The Post and Courier reports that the American Heritage Association helped fund one of the lawsuits. It had been filed by descendants of John C. Calhoun, a former congressman and vice president who died before the Civil War, opposing the city of Charleston's removal of Calhoun's statue.
The association also had filed a lawsuit opposing the removal of a Robert E. Lee Memorial Highway marker from the campus of a charter school in Charleston, and the renaming of an auditorium that had been named after Christopher Memminger, a treasury secretary of the Confederacy.
The stone-and-metal monument to Confederate Gen. Lee, was removed in July 2021 and placed in storage.
The city made a deal with the South Carolina State Museum to take the statue of Calhoun.
Both suits had been filed in state court. The highway marker and auditorium lawsuit was dropped Sept. 13. The Calhoun lawsuit was dropped Sept. 15, the newspaper reported.
AHA President Brett Barry declined to comment on the status of the Calhoun case, despite the descendants’ request for dismissal.
“Charleston monuments are an integral part of the city’s historical and artistic American landscape,” Barry told The Post and Courier. “Both the American Heritage Association and members of the Calhoun family look forward to commenting on the destruction of U.S. Vice President Calhoun’s monument and the associated lawsuit in the coming weeks.”
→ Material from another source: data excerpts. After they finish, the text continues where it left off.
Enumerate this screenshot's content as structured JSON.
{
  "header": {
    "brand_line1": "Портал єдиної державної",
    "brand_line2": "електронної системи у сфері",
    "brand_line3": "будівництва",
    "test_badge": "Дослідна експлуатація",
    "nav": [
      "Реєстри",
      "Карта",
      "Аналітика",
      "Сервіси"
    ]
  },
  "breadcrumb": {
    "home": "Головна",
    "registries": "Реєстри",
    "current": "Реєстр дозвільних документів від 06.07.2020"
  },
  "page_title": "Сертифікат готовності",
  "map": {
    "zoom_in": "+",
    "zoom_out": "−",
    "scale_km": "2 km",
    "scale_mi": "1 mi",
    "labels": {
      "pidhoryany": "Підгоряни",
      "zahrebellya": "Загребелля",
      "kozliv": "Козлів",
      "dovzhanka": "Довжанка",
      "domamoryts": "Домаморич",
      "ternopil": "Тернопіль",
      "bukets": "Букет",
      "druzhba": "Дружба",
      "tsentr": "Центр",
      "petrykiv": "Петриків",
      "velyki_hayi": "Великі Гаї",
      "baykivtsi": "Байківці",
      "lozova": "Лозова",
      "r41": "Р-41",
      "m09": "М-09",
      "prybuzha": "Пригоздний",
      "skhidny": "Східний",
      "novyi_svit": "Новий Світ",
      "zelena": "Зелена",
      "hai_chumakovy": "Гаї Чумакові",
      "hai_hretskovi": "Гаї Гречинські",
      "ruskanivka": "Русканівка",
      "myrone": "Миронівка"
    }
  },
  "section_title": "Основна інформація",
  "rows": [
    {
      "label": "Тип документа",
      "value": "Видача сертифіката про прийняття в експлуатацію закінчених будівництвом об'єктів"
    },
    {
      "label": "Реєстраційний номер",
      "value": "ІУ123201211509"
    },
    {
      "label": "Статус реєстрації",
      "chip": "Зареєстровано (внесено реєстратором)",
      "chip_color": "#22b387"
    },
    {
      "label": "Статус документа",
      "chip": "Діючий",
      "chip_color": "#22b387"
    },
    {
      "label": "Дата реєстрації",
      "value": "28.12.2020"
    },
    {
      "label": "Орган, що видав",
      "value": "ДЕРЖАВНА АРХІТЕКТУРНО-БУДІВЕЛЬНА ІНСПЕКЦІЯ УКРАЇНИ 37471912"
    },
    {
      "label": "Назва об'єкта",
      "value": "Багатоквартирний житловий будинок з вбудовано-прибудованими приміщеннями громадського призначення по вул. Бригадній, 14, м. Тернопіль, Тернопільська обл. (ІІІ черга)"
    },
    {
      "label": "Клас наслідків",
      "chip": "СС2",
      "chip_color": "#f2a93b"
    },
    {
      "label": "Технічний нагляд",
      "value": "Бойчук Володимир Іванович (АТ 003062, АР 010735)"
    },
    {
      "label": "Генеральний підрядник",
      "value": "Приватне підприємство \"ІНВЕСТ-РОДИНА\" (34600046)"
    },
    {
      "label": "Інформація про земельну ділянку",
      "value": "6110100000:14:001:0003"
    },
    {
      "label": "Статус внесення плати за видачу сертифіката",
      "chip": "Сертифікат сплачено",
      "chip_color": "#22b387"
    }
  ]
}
Opponents of the removal of the Lee memorial had accused the city of violating the state Heritage Act, which protects certain monuments.
“As city attorneys have made clear from the start, there was never a violation of the Heritage Act,” Charleston city spokesman Jack O’Toole told The Post and Courier on Sept. 16. “And now that these lawsuits have been dropped, the city can start moving forward once again with plans for these historical items to be displayed in an appropriate public setting here in our state.”